In an analysis of nine-year MEPS (Medical Expenditure Panel Survey) data, Amarnath Annapureddy, MD, and colleagues studied the ratio of ASCVD patients’ annual out-of-pocket (OOP) expenses to their post-subsistence family income. They said the national average OOP spending for family members with ASCVD is around $2,227, including $722 in insurance premiums.
“In the United States, ASCVD care costs are substantial and can often lead to significant financial burden,” Annapureddy, of the Center for Outcomes Research and Evaluation at Yale New Haven Health, and coauthors wrote. “Currently, there is little information about the relationship between the financial burden of healthcare for patients with ASCVD and their health-related quality of life (HRQoL).”
The researchers studied 20,131 individuals aged 40 and up, all of whom had been diagnosed with ASCVD between 2006 and 2015. Participants’ HRQoL was assessed using the physical and mental health component summaries from the 12-item short-form (SF-12) Health Survey Version 2, where a higher score indicates a better HRQoL and a difference of three points or greater signifies a clinically significant disparity. Financial burden was defined in the study as the ratio of family annual OOP expenditures to post-subsistence family income, with a ratio between 20 percent and 40 percent indicating a high financial burden and a ratio of more than 40 percent indicating catastrophic healthcare expenditure.

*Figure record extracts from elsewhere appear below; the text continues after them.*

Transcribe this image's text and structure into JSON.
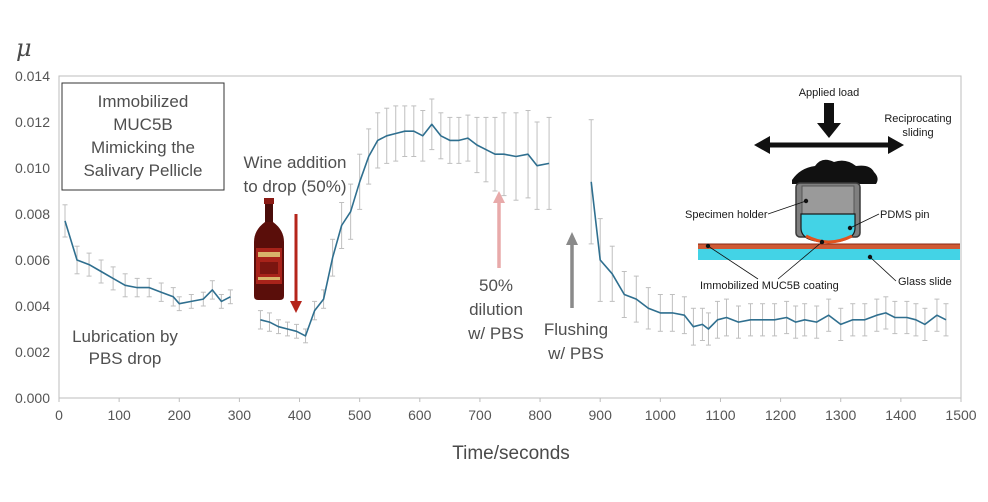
{
  "chart_data": {
    "type": "line",
    "ylabel": "μ",
    "xlabel": "Time/seconds",
    "xlim": [
      0,
      1500
    ],
    "ylim": [
      0,
      0.014
    ],
    "xticks": [
      "0",
      "100",
      "200",
      "300",
      "400",
      "500",
      "600",
      "700",
      "800",
      "900",
      "1000",
      "1100",
      "1200",
      "1300",
      "1400",
      "1500"
    ],
    "yticks": [
      "0.000",
      "0.002",
      "0.004",
      "0.006",
      "0.008",
      "0.010",
      "0.012",
      "0.014"
    ],
    "grid": false,
    "series": [
      {
        "segment": "pbs-drop",
        "color": "#2f6f8f",
        "points": [
          [
            10,
            0.0077
          ],
          [
            30,
            0.006
          ],
          [
            50,
            0.0058
          ],
          [
            70,
            0.0055
          ],
          [
            90,
            0.0052
          ],
          [
            110,
            0.0049
          ],
          [
            130,
            0.0048
          ],
          [
            150,
            0.0048
          ],
          [
            170,
            0.0046
          ],
          [
            190,
            0.0044
          ],
          [
            200,
            0.0041
          ],
          [
            220,
            0.0042
          ],
          [
            240,
            0.0043
          ],
          [
            255,
            0.0047
          ],
          [
            270,
            0.0042
          ],
          [
            285,
            0.0044
          ]
        ],
        "errors": [
          0.0007,
          0.0006,
          0.0005,
          0.0005,
          0.0005,
          0.0005,
          0.0004,
          0.0004,
          0.0004,
          0.0004,
          0.0003,
          0.0003,
          0.0003,
          0.0004,
          0.0003,
          0.0003
        ]
      },
      {
        "segment": "wine",
        "color": "#2f6f8f",
        "points": [
          [
            335,
            0.0034
          ],
          [
            350,
            0.0033
          ],
          [
            365,
            0.0031
          ],
          [
            380,
            0.003
          ],
          [
            395,
            0.0029
          ],
          [
            410,
            0.0027
          ],
          [
            425,
            0.0038
          ],
          [
            440,
            0.0043
          ],
          [
            455,
            0.0061
          ],
          [
            470,
            0.0075
          ],
          [
            485,
            0.0081
          ],
          [
            500,
            0.0094
          ],
          [
            515,
            0.0105
          ],
          [
            530,
            0.0112
          ],
          [
            545,
            0.0114
          ],
          [
            560,
            0.0115
          ],
          [
            575,
            0.0116
          ],
          [
            590,
            0.0116
          ],
          [
            605,
            0.0114
          ],
          [
            620,
            0.0119
          ],
          [
            635,
            0.0114
          ],
          [
            650,
            0.0112
          ],
          [
            665,
            0.0112
          ],
          [
            680,
            0.0113
          ],
          [
            695,
            0.011
          ],
          [
            710,
            0.0108
          ],
          [
            725,
            0.0106
          ],
          [
            740,
            0.0106
          ],
          [
            760,
            0.0105
          ],
          [
            780,
            0.0106
          ],
          [
            795,
            0.0101
          ],
          [
            815,
            0.0102
          ]
        ],
        "errors": [
          0.0004,
          0.0004,
          0.0003,
          0.0003,
          0.0003,
          0.0003,
          0.0004,
          0.0004,
          0.0008,
          0.001,
          0.0012,
          0.0012,
          0.0012,
          0.0012,
          0.0012,
          0.0012,
          0.0011,
          0.0011,
          0.0011,
          0.0011,
          0.001,
          0.001,
          0.001,
          0.001,
          0.0012,
          0.0014,
          0.0016,
          0.0018,
          0.0019,
          0.0019,
          0.0019,
          0.002
        ]
      },
      {
        "segment": "flushing",
        "color": "#2f6f8f",
        "points": [
          [
            885,
            0.0094
          ],
          [
            900,
            0.006
          ],
          [
            920,
            0.0054
          ],
          [
            940,
            0.0045
          ],
          [
            960,
            0.0043
          ],
          [
            980,
            0.0039
          ],
          [
            1000,
            0.0037
          ],
          [
            1020,
            0.0037
          ],
          [
            1040,
            0.0036
          ],
          [
            1055,
            0.0031
          ],
          [
            1070,
            0.0032
          ],
          [
            1080,
            0.003
          ],
          [
            1095,
            0.0034
          ],
          [
            1110,
            0.0035
          ],
          [
            1130,
            0.0033
          ],
          [
            1150,
            0.0034
          ],
          [
            1170,
            0.0034
          ],
          [
            1190,
            0.0034
          ],
          [
            1210,
            0.0035
          ],
          [
            1225,
            0.0033
          ],
          [
            1240,
            0.0034
          ],
          [
            1260,
            0.0033
          ],
          [
            1280,
            0.0036
          ],
          [
            1300,
            0.0032
          ],
          [
            1320,
            0.0034
          ],
          [
            1340,
            0.0034
          ],
          [
            1360,
            0.0036
          ],
          [
            1375,
            0.0037
          ],
          [
            1390,
            0.0035
          ],
          [
            1410,
            0.0035
          ],
          [
            1425,
            0.0034
          ],
          [
            1440,
            0.0032
          ],
          [
            1460,
            0.0036
          ],
          [
            1475,
            0.0034
          ]
        ],
        "errors": [
          0.0027,
          0.0018,
          0.0012,
          0.001,
          0.001,
          0.0009,
          0.0008,
          0.0008,
          0.0008,
          0.0008,
          0.0007,
          0.0007,
          0.0008,
          0.0008,
          0.0007,
          0.0007,
          0.0007,
          0.0007,
          0.0007,
          0.0007,
          0.0007,
          0.0007,
          0.0007,
          0.0007,
          0.0007,
          0.0007,
          0.0007,
          0.0007,
          0.0007,
          0.0007,
          0.0007,
          0.0007,
          0.0007,
          0.0007
        ]
      }
    ],
    "annotations": {
      "box_text": [
        "Immobilized",
        "MUC5B",
        "Mimicking the",
        "Salivary Pellicle"
      ],
      "lubrication": [
        "Lubrication by",
        "PBS drop"
      ],
      "wine": [
        "Wine addition",
        "to drop (50%)"
      ],
      "dilution": [
        "50%",
        "dilution",
        "w/ PBS"
      ],
      "flushing": [
        "Flushing",
        "w/ PBS"
      ],
      "colors": {
        "wine_arrow": "#b5251b",
        "dilution_arrow": "#e8aaaa",
        "flushing_arrow": "#8a8a8a",
        "line": "#2f6f8f",
        "error": "#bfbfbf"
      }
    },
    "inset": {
      "applied_load": "Applied load",
      "reciprocating": [
        "Reciprocating",
        "sliding"
      ],
      "specimen_holder": "Specimen holder",
      "pdms_pin": "PDMS pin",
      "coating": "Immobilized MUC5B coating",
      "glass_slide": "Glass slide"
    }
  }
}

Annapureddy et al. found that 16 percent of patients included in the study were part of families with high financial burden, and 7.6 percent were part of families with catastrophic healthcare expenditures. People whose financial burden stemmed from OOP costs were more likely to be white, have a lower income and have a higher number of comorbidities and CVD risk factors.
The authors said they observed a “significant trend” of lower average HRQoL values across worsening financial burden categories. Patients with a high financial burden or catastrophic health expenditure had mean SF-12 physical component scores of 34.5 and 32.9, respectively, compared to 38.0 in patients with no financial burden. SF-12 mental component scores were 46.9 and 44.9 in patients with high or catastrophic financial burden, respectively, and 48.5 in patients with no burden.

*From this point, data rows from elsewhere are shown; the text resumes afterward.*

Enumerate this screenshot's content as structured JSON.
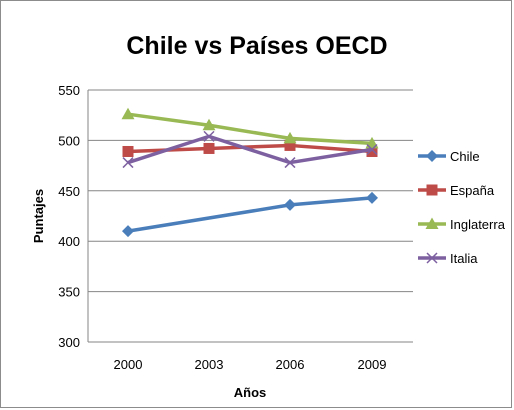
{
  "chart_data": {
    "type": "line",
    "title": "Chile vs Países OECD",
    "xlabel": "Años",
    "ylabel": "Puntajes",
    "categories": [
      "2000",
      "2003",
      "2006",
      "2009"
    ],
    "ylim": [
      300,
      550
    ],
    "yticks": [
      300,
      350,
      400,
      450,
      500,
      550
    ],
    "grid": true,
    "legend_position": "right",
    "series": [
      {
        "name": "Chile",
        "values": [
          410,
          null,
          436,
          443
        ],
        "color": "#4a7ebb",
        "marker": "diamond"
      },
      {
        "name": "España",
        "values": [
          489,
          492,
          495,
          489
        ],
        "color": "#be4b48",
        "marker": "square"
      },
      {
        "name": "Inglaterra",
        "values": [
          526,
          515,
          502,
          497
        ],
        "color": "#98b954",
        "marker": "triangle"
      },
      {
        "name": "Italia",
        "values": [
          478,
          504,
          478,
          491
        ],
        "color": "#7d60a0",
        "marker": "x"
      }
    ]
  }
}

“Accounting for demographics, family income and disease burden, compared to those without financial burden, adults with ASCVD and high financial burden or catastrophic healthcare expenditure had 1.26 to 1.44 and 1.58 to 2.00 higher odds of poor mental and physical quality of life, respectively,” Annapureddy and coauthors wrote. They said individuals with catastrophic healthcare expenditure were also more likely to report worse health status, high psychological distress and a higher risk for depression.

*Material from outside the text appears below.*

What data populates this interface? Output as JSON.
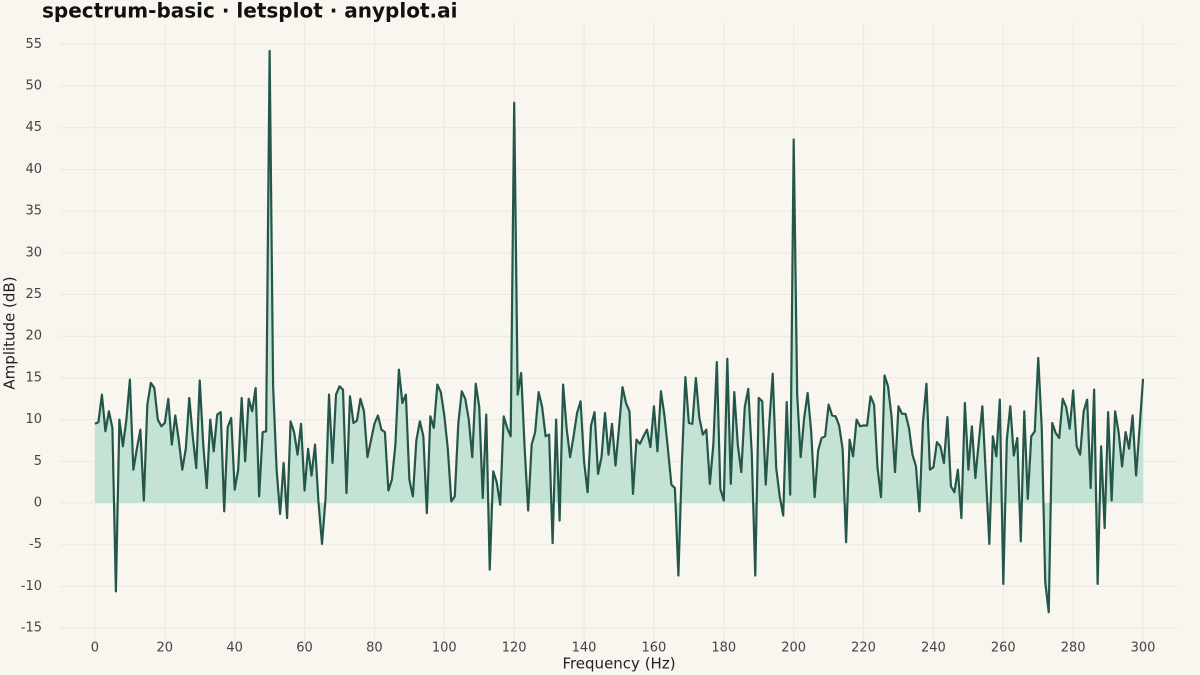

“Our study contributes to increasing awareness of financial burden as a potential adverse effect of medical care in these patients,” the researchers said. “As out-of-pocket cost sharing for these patients continues to rise, future efforts should be expanded to identify pragmatic approaches not only to limit financial toxicity from regular care but also to assess the potential impact on meaningful patient-centric outcomes including quality of life and psychological well-being.”